A Taxonomy of Access Control
My personal definition of a brilliant idea is one that is immediately obvious once it’s explained, but no one has thought of it before. I can’t believe that no one has described this taxonomy of access control before Ittay Eyal laid it out in this paper. The paper is about cryptocurrency wallet design, but the ideas are more general. Ittay points out that a key—or an account, or anything similar—can be in one of four states:
safe Only the user has access,
loss No one has access,
leak Both the user and the adversary have access, or
theft Only the adversary has access.
Once you know these states, you can assign probabilities of transitioning from one state to another (someone hacks your account and locks you out, you forgot your own password, etc.) and then build optimal security and reliability to deal with it. It’s a truly elegant way of conceptualizing the problem.
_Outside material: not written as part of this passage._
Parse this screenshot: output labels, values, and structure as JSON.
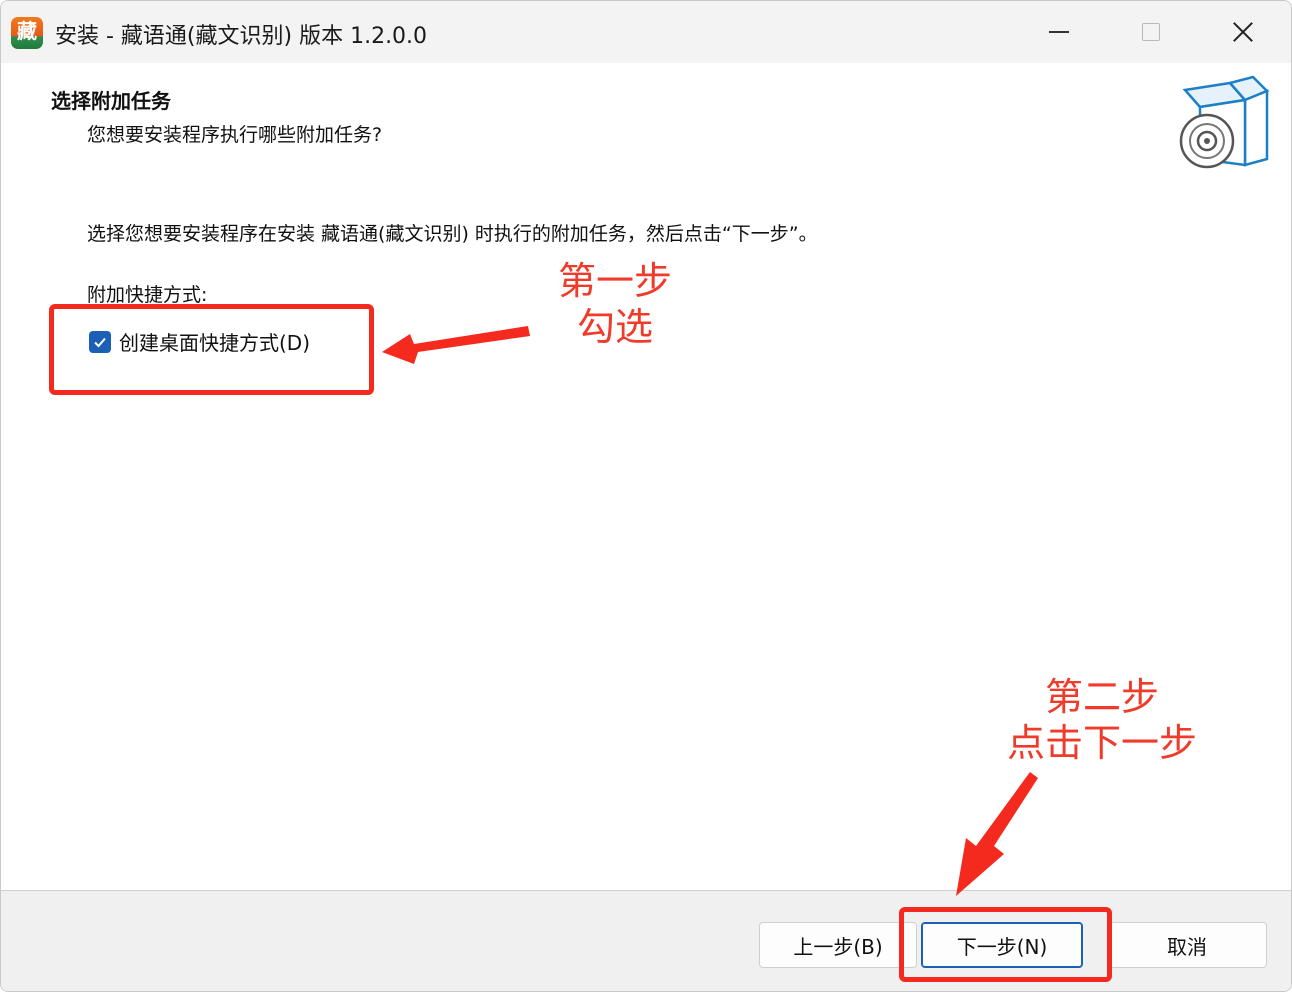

Miguel Farah • August 12, 2022 6:51 AM
This is indeed elegant.
I also wonder if it would be worthwhile to add an intermediate state between “safe” and “leak”, to describe a {key,whatever else} that’s officially “safe”, but that the user has shared with a trusted (*) actor. For example, the Netflix password that’s supposed to be only mine but that I shared with my… uhhh… grandmother, so she can watch her favorite series on her place. Such a password would be at a heightened risk of being leaked (and if I treated her as an “adversary”, I would be in deep shiRt, so that’s not a good option).
(*) For varying, non-zero valuations of trust.